Bild von einer Geschäftsfront, Simmeringer Hauptstraße 123

Simmeringer Hauptstraße. Quelle: wikipedia/Funke CC BY-SA 4.0

Meine eigene Chefin

Überblick

  • Rund ein Drittel aller Unternehmer und Unternehmerinnen in Wien haben Migrationshintergrund.
  • Die Situation von Unternehmerinnen wird in der Forschung allerdings wenig berücksichtigt.
  • Ein Team vom Institut für Internationale Entwicklung der Universität Wien nimmt sich dieser Forschungslücke an. Ein Ergebnis: Die Kategorie Geschlecht ist in vielen Fällen entscheidender als der Migrationshintergrund.

Von der Simmeringer Hauptstraße bis zur Neubaugasse: Entwicklungsforscherinnen Petra Dannecker, Alexandra Heis und Alev Cakir ziehen in ihrem aktuellen Projekt durch die Geschäftsstraßen Wiens. Ihr Anliegen: Mehr über die Motive der Unternehmerinnen mit Migrationshintergrund sowie deren Lebens- und Arbeitsbedingungen zu erfahren. Wie trägt Selbständigkeit zu sozialer Sicherheit bei und welche Bedeutung hat dabei das Geschlecht? Dies wird im Rahmen des Projekts des dreiköpfigen Teams der Universität Wien auf der Grundlage der Lebensgeschichten und Zukunftsvorstellungen von Unternehmerinnen untersucht.

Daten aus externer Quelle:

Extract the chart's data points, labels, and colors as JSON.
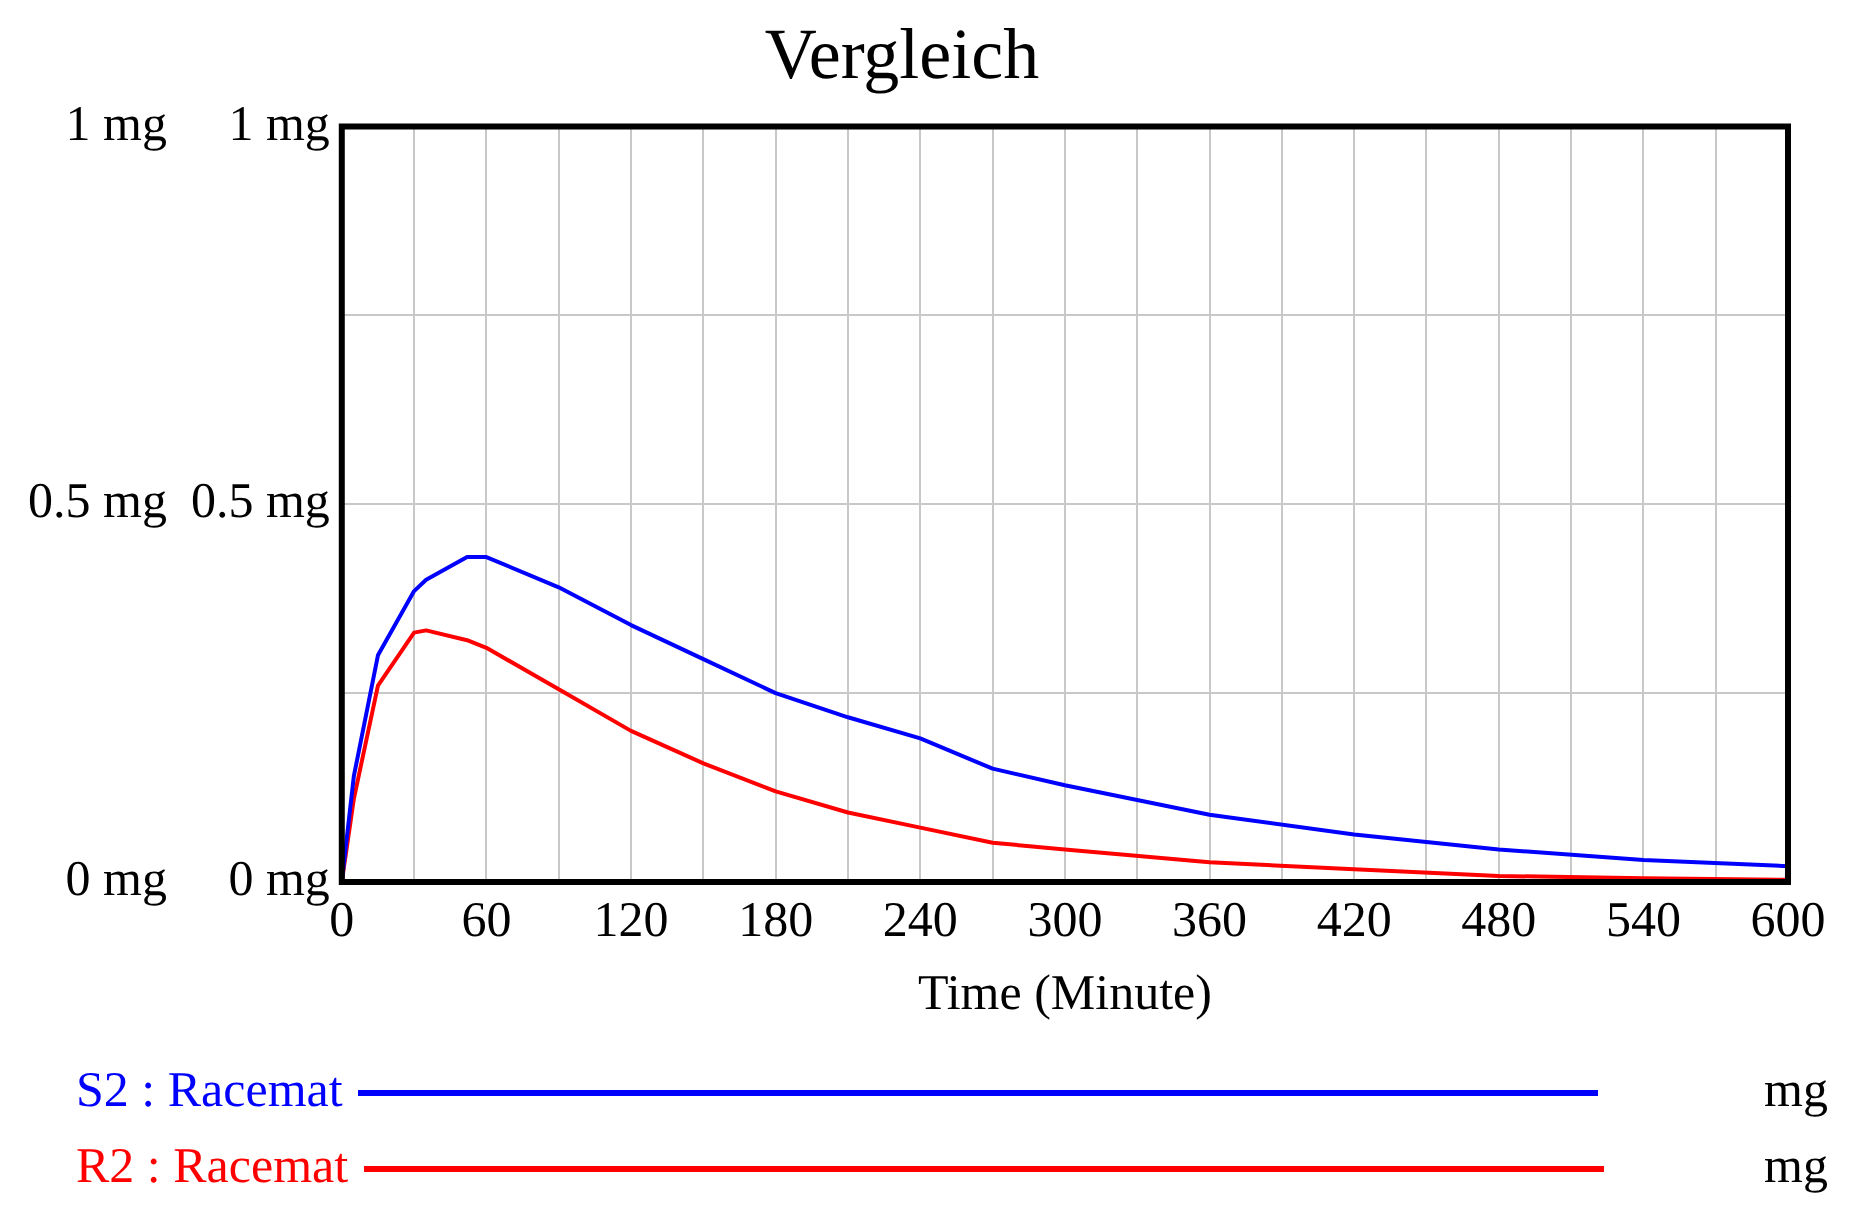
{
  "chart_data": {
    "type": "line",
    "title": "Vergleich",
    "xlabel": "Time (Minute)",
    "x": [
      0,
      5,
      15,
      30,
      35,
      52,
      60,
      90,
      120,
      150,
      180,
      210,
      240,
      270,
      300,
      360,
      420,
      480,
      540,
      600
    ],
    "series": [
      {
        "name": "S2 : Racemat",
        "color": "#0000ff",
        "values": [
          0,
          0.14,
          0.3,
          0.385,
          0.4,
          0.43,
          0.43,
          0.39,
          0.34,
          0.295,
          0.25,
          0.218,
          0.19,
          0.15,
          0.128,
          0.089,
          0.063,
          0.043,
          0.029,
          0.021
        ]
      },
      {
        "name": "R2 : Racemat",
        "color": "#ff0000",
        "axis": "y2",
        "values": [
          0,
          0.11,
          0.26,
          0.33,
          0.333,
          0.32,
          0.31,
          0.255,
          0.2,
          0.157,
          0.12,
          0.092,
          0.072,
          0.052,
          0.043,
          0.026,
          0.017,
          0.008,
          0.005,
          0.003
        ]
      }
    ],
    "xlim": [
      0,
      600
    ],
    "xticks": [
      0,
      {
        "value": 30,
        "label": null
      },
      60,
      {
        "value": 90,
        "label": null
      },
      120,
      {
        "value": 150,
        "label": null
      },
      180,
      {
        "value": 210,
        "label": null
      },
      240,
      {
        "value": 270,
        "label": null
      },
      300,
      {
        "value": 330,
        "label": null
      },
      360,
      {
        "value": 390,
        "label": null
      },
      420,
      {
        "value": 450,
        "label": null
      },
      480,
      {
        "value": 510,
        "label": null
      },
      540,
      {
        "value": 570,
        "label": null
      },
      600
    ],
    "ylim": [
      0,
      1
    ],
    "yticks": [
      {
        "value": 0,
        "label": "0 mg"
      },
      {
        "value": 0.25,
        "label": null
      },
      {
        "value": 0.5,
        "label": "0.5 mg"
      },
      {
        "value": 0.75,
        "label": null
      },
      {
        "value": 1,
        "label": "1 mg"
      }
    ],
    "y2lim": [
      0,
      1
    ],
    "y2ticks": [
      {
        "value": 0,
        "label": "0 mg"
      },
      {
        "value": 0.25,
        "label": null
      },
      {
        "value": 0.5,
        "label": "0.5 mg"
      },
      {
        "value": 0.75,
        "label": null
      },
      {
        "value": 1,
        "label": "1 mg"
      }
    ],
    "annotations": [
      "mg",
      "mg"
    ],
    "grid": true,
    "legend": "bottom",
    "marker": "none",
    "line_style": "solid"
  }
}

Im Wiener Kaffeehaus wurde Frau P. aufgrund ihres „chinesischen Aussehens“ als Servicekraft abgelehnt. Wieder und wieder. Schließlich reiste die Österreicherin nach Peking, um dort die Grundlagen der chinesischen Massage zu erlernen. Zwei Jahre später eröffnete Frau P. ihren eigenen kleinen Massagesalon in Wien. Mit Erfolg: Die Leute kommen gerne.

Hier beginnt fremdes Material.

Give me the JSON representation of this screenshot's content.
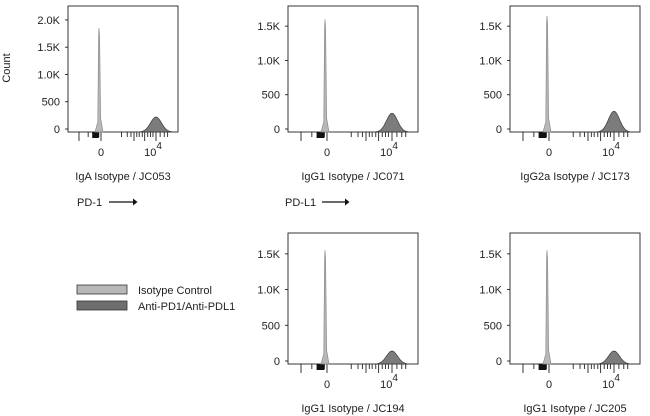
{
  "figure": {
    "y_axis_title": "Count",
    "marker_labels": [
      {
        "id": "pd1",
        "text": "PD-1"
      },
      {
        "id": "pdl1",
        "text": "PD-L1"
      }
    ]
  },
  "legend": [
    {
      "label": "Isotype Control",
      "color": "#b8b8b8"
    },
    {
      "label": "Anti-PD1/Anti-PDL1",
      "color": "#6e6e6e"
    }
  ],
  "chart_data": [
    {
      "type": "area",
      "xlabel": "IgA Isotype / JC053",
      "ylabel": "Count",
      "x_ticks": [
        "0",
        "10^4"
      ],
      "y_ticks": [
        0,
        500,
        1000,
        1500,
        2000
      ],
      "y_tick_labels": [
        "0",
        "500",
        "1.0K",
        "1.5K",
        "2.0K"
      ],
      "ylim": [
        0,
        2200
      ],
      "x_scale": "biexponential",
      "series": [
        {
          "name": "Isotype Control",
          "peak_x": 0,
          "peak_count": 1850
        },
        {
          "name": "Anti-PD1/Anti-PDL1",
          "peak_x": 10000,
          "peak_count": 220
        }
      ]
    },
    {
      "type": "area",
      "xlabel": "IgG1 Isotype / JC071",
      "ylabel": "",
      "x_ticks": [
        "0",
        "10^4"
      ],
      "y_ticks": [
        0,
        500,
        1000,
        1500
      ],
      "y_tick_labels": [
        "0",
        "500",
        "1.0K",
        "1.5K"
      ],
      "ylim": [
        0,
        1750
      ],
      "x_scale": "biexponential",
      "series": [
        {
          "name": "Isotype Control",
          "peak_x": 0,
          "peak_count": 1600
        },
        {
          "name": "Anti-PD1/Anti-PDL1",
          "peak_x": 10000,
          "peak_count": 230
        }
      ]
    },
    {
      "type": "area",
      "xlabel": "IgG2a Isotype / JC173",
      "ylabel": "",
      "x_ticks": [
        "0",
        "10^4"
      ],
      "y_ticks": [
        0,
        500,
        1000,
        1500
      ],
      "y_tick_labels": [
        "0",
        "500",
        "1.0K",
        "1.5K"
      ],
      "ylim": [
        0,
        1750
      ],
      "x_scale": "biexponential",
      "series": [
        {
          "name": "Isotype Control",
          "peak_x": 0,
          "peak_count": 1650
        },
        {
          "name": "Anti-PD1/Anti-PDL1",
          "peak_x": 10000,
          "peak_count": 260
        }
      ]
    },
    {
      "type": "area",
      "xlabel": "IgG1 Isotype / JC194",
      "ylabel": "",
      "x_ticks": [
        "0",
        "10^4"
      ],
      "y_ticks": [
        0,
        500,
        1000,
        1500
      ],
      "y_tick_labels": [
        "0",
        "500",
        "1.0K",
        "1.5K"
      ],
      "ylim": [
        0,
        1750
      ],
      "x_scale": "biexponential",
      "series": [
        {
          "name": "Isotype Control",
          "peak_x": 0,
          "peak_count": 1550
        },
        {
          "name": "Anti-PD1/Anti-PDL1",
          "peak_x": 10000,
          "peak_count": 140
        }
      ]
    },
    {
      "type": "area",
      "xlabel": "IgG1 Isotype / JC205",
      "ylabel": "",
      "x_ticks": [
        "0",
        "10^4"
      ],
      "y_ticks": [
        0,
        500,
        1000,
        1500
      ],
      "y_tick_labels": [
        "0",
        "500",
        "1.0K",
        "1.5K"
      ],
      "ylim": [
        0,
        1750
      ],
      "x_scale": "biexponential",
      "series": [
        {
          "name": "Isotype Control",
          "peak_x": 0,
          "peak_count": 1550
        },
        {
          "name": "Anti-PD1/Anti-PDL1",
          "peak_x": 10000,
          "peak_count": 140
        }
      ]
    }
  ]
}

 ‚Ethnizität‘ als Sicherheitsressource

„Frau P. hat sich die ethnische Zuschreibung, die ihre Arbeitssuche erschwert hat, zu Nutze gemacht, um sich ökonomisch zu positionieren“, kommentiert Entwicklungsforscherin Petra Dannecker, die sich in ihrem aktuellen Projekt gemeinsam mit Alexandra Heis und Alev Cakir mit der Bedeutung von Sicherheit für migrantisches Unternehmerinnentum in Wien beschäftigt. Frau P. ist nur eine von vielen Personen, die den ihr zugeschriebenen Migrationshintergrund oder den Migrationshintergrund ihrer Familien auf dem Arbeitsmarkt strategisch einsetzt und damit ihre soziale und wirtschaftliche Sicherheit selbst definiert. „Das sagt viel über unsere Gesellschaft und die stattfindenden Differenzierungen und Diskriminierungen aus“, findet das Team vom Institut für Internationale Entwicklung. Viele der befragten Frauen sehen in der Selbstständigkeit die beste und oftmals auch einzige Möglichkeit, sich ökonomisch und gesellschaftlich zu integrieren.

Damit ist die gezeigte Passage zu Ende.